A leadership mix of hardware, efficiency, and open software

The overarching message is that AMD aims to play a structural role in the new era of supercomputing: not just selling chips but orchestrating a combination of high-performance hardware, energy efficiency, and open software that enables governments, labs, and companies to build their own AI “factories.”

With supercomputers like Alice Recoque, Lux, and Discovery, the company secures a presence in some of Europe’s and North America’s most strategic scientific infrastructures. Its growing influence on the Top500 and Green500 lists underscores that energy efficiency will be as important as raw power. And with AMD Enterprise AI Suite, it seeks to bring that same approach to the corporate world, where the battle over control of enterprise AI platforms remains open.

Behind every figure—a single exaflop, four of the top ten systems, a billion-dollar investment—is a common goal: to shorten the time from idea to experiment, from model to discovery.

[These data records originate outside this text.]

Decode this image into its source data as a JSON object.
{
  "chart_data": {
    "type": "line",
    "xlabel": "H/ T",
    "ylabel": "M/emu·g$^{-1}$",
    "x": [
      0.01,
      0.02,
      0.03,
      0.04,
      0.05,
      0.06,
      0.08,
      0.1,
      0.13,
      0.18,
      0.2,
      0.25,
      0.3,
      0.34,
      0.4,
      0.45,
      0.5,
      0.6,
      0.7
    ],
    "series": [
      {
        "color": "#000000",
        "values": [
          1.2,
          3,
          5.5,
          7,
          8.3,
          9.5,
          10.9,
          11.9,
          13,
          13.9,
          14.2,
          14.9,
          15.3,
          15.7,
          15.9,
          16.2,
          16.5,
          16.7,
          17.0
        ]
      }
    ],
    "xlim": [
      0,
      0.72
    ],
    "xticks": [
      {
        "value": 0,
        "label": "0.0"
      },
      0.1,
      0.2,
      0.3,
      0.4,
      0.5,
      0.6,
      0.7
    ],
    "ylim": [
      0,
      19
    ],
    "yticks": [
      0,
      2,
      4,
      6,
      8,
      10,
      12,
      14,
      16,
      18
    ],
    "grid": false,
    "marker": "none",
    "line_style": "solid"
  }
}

The outcome won’t just be benchmarks but new materials, medicines, energy breakthroughs, and solutions to today’s seemingly intractable problems.

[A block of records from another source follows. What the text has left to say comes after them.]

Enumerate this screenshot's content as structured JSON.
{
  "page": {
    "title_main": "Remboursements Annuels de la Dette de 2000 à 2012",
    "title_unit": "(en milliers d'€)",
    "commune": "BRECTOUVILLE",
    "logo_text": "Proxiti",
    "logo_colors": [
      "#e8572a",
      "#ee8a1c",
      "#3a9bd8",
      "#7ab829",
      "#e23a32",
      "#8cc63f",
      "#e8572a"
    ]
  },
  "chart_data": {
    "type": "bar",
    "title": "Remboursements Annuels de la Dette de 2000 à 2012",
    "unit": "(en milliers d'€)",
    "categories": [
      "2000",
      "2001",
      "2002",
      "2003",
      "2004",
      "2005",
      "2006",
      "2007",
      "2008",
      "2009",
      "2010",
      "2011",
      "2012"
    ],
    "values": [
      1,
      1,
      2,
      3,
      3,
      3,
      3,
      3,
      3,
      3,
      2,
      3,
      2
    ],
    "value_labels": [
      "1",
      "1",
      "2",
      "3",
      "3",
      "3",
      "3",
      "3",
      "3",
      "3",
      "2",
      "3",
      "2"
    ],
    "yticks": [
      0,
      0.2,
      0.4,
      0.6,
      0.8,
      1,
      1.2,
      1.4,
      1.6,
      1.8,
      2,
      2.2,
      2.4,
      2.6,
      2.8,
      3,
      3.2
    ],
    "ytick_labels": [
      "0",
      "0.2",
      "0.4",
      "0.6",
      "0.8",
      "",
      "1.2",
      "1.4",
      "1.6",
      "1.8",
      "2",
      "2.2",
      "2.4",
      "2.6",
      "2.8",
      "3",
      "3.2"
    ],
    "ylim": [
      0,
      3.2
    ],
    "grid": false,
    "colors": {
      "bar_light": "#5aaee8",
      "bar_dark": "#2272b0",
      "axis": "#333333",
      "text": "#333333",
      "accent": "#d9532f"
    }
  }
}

FAQs about AMD, supercomputing, and enterprise AI

What is an exascale supercomputer like Alice Recoque and why is it important?
An exascale supercomputer can perform at least one exaflop—one quintillion floating-point operations per second. Systems like Alice Recoque enable extremely complex scientific simulations—climate, plasma dynamics, materials, proteins—and training massive AI models within reasonable times. Its importance extends beyond science; it impacts industrial competitiveness, technological sovereignty, and national security.

What does it mean that Lux and Discovery are “sovereign AI factories”?
The term “AI Factory” describes infrastructure specifically designed to continuously train, tune, and deploy large-scale AI models. Calling them “sovereign” implies that key compute capacity, data, and models are controlled within a specific jurisdiction (here, the U.S.), reducing reliance on external vendors and strengthening autonomy in strategic areas like energy, defense, and health.

How does AMD Enterprise AI Suite differ from other enterprise AI platforms?
AMD Enterprise AI Suite is a fully open and modular platform built on Kubernetes, optimized for AMD Instinct GPUs. Unlike more closed approaches, it leverages open-source components and standard APIs, avoiding vendor lock-in and enabling integration of models and tools from various sources. It includes microservices for inference (AIMs), a development workbench, and resource management tools to govern GPU clusters at scale.

How can this AMD infrastructure benefit companies outside of research centers?
While the most visible examples are national supercomputers, the same technologies—EPYC processors, Instinct GPUs, and the Enterprise AI Suite—are being adapted for cloud and enterprise data centers. This allows companies in automotive, energy, finance, healthcare, and retail sectors to access advanced simulation and AI capabilities that were once only available to large laboratories—such as optimizing supply chains, training internal language models, or creating digital twins.